I can’t make decisions on complicated open-ended topics like this unless I can pin down some of the parameters. So here’s what I think I can safely say:
* I don’t want to lower what I contribute toward retirement. Right now I contribute the legal maximum toward my 401(k). (The house shouldn’t crowd out other financially important decisions. I think people tend to think about the house in isolation.)
* I figure that after all is said and done, I can afford to spend 30% of my net income (net of 401(k) contributions, taxes, health and dental insurance, etc.) on housing. 30% works out to about $1600 per month, in regular months (months when I don’t get paid a bonus, etc.). That would have to cover the mortgage, any repairs (whose expected cost I could only guess at), property taxes, etc. (I’m lucky not to have any other debts, having paid off my college loan 18 months ago.)
* With reasonable guesses for property taxes and so forth, and with a pretty low-interest mortgage, $1600/month will get you an approximately $373,000 house.
* If you ask Zillow or whomever, it turns out that $373,000 will buy you a few hundred square feet in Cambridge. Not a lot of space. Prices in Cambridge average $512 per square foot, last I checked; at that price, a 1000-square-foot condo would cost me about $2200 out of pocket every month. (Alternatively, I could put down a quarter of a million dollars as a downpayment toward a 1000-square-foot condo, but I don’t have that much cash on hand.)
* A multi-family home changes things a bit. If you aim to spend $1600 a month, if you buy a triple decker, and if you rent out two of the units, you can buy an approximately $1 million home. Of course this assumes that you put down $200,000 for the downpayment. I don’t have that kind of money sitting around just yet. Give it a year and a half, and maybe I will. It’s also not clear that there are any triple-deckers available around here for that little money.
* If I ask the [newspaper: New York Times] and probably lots of other calculators, and I tell them what I’d expect to pay for rent, and I plug in $373,000, and I don’t assume any appreciation in the value of my home (which seems like the safest approach, even though values are going up rapidly ), then it turns out that owning is only better than renting after six years. I can’t be certain that I’ll be living here in six years. Though if I bought a home here and left after a few years, I could hand it over to a property-management company to take care of for me while I’m gone. (At the moment it does seem like Boston would be the right place for me and my family long-term.)

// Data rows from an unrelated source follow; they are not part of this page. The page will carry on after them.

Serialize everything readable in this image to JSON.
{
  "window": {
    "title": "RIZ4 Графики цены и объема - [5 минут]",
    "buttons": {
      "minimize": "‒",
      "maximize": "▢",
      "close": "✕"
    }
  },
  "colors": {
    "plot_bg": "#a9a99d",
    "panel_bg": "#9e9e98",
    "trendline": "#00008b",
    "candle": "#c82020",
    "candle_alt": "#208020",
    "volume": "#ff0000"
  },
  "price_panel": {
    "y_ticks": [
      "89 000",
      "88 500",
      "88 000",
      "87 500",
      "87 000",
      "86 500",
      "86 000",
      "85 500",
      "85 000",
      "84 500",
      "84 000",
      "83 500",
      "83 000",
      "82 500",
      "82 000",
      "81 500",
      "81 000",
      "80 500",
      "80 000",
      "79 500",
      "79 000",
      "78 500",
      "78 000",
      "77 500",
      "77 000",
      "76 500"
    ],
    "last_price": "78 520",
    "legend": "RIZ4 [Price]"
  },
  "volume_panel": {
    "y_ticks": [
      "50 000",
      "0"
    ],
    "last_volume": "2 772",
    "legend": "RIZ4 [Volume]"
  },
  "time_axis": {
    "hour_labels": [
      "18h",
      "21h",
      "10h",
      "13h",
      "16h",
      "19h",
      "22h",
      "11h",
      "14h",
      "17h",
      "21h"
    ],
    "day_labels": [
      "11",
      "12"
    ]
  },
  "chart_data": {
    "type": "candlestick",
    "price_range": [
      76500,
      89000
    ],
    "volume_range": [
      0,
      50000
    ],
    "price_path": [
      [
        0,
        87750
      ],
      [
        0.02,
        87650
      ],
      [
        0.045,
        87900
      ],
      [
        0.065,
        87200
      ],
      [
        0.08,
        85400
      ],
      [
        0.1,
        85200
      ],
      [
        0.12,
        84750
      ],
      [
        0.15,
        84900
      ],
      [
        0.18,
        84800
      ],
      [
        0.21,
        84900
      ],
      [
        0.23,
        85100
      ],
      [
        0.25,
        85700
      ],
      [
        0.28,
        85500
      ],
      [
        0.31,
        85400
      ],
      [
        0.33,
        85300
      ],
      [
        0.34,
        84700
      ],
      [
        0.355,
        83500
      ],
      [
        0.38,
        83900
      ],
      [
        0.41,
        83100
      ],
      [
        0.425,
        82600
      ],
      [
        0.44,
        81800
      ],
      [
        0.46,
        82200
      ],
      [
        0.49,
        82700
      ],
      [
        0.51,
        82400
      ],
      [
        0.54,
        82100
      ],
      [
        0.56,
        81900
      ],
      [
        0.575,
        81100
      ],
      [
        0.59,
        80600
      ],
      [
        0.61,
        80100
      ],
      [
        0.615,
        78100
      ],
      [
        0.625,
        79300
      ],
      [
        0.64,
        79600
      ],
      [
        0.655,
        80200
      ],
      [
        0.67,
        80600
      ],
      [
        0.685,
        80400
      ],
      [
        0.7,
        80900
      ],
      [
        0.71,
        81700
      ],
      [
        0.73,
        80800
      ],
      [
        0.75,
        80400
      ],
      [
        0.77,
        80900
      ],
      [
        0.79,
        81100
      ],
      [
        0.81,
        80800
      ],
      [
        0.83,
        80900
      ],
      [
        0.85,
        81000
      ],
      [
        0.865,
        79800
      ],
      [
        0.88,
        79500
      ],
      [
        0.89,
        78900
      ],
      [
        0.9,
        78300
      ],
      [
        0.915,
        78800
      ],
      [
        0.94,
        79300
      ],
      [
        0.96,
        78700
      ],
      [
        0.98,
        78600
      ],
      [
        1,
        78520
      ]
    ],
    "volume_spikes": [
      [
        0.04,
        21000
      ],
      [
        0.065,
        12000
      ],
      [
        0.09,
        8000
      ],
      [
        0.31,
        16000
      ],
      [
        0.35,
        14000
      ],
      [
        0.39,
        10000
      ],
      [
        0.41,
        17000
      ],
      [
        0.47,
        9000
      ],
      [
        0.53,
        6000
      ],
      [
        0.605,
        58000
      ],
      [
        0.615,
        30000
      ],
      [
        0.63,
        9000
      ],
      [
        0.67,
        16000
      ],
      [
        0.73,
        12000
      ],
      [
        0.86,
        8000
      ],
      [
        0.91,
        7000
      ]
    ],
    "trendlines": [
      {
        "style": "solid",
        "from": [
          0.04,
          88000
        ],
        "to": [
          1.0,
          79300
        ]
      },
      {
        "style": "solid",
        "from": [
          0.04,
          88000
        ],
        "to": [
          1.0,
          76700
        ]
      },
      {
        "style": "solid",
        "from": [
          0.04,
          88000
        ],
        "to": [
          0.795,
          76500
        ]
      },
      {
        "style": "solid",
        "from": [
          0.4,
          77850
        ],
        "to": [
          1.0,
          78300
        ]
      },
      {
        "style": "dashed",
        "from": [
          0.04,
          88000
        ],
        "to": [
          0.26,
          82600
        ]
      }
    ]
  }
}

That’s what I’ve got at the moment, when I try to consider buying a home rationally rather than for the emotional reasons that get pounded into every American’s head. How about you? Do you have any other fixed points of analysis?
 – Would home appreciation even help me? Suppose the value of my home rises at some stratospheric rate every year — like 10%. I sell it in 5 years for 61% more than I bought it for. But now I need to live somewhere else. Assuming there’s nothing idiosyncratic about the place I’ve just sold, the new property I would buy would likely *also* have risen in value by 61%. So I wouldn’t profit off the appreciation.
Seems like some of the only ways to profit off of a rise in home prices are to
1. move to somewhere where prices haven’t risen as much (e.g., the suburbs);
2. borrow money on the increased value of your home and invest it;
3. rent instead of buy; or
4. buy a smaller (hence cheaper) place than the place I’m selling.
If I sold a home in Cambridge, I would likely want to buy a new home in Cambridge, so 1) is out. 2) entails some obvious risks, but is probably the smartest of the 4. And if the market is sane, then the prices to rent and to buy should be approximately equal, which knocks out 3). Finally, 4) makes sense if you’re buying the new property during your retirement years, after your kids have moved out, but the standard arc of a middle-class American life would suggest that your new home would likely be larger than the one you’re selling.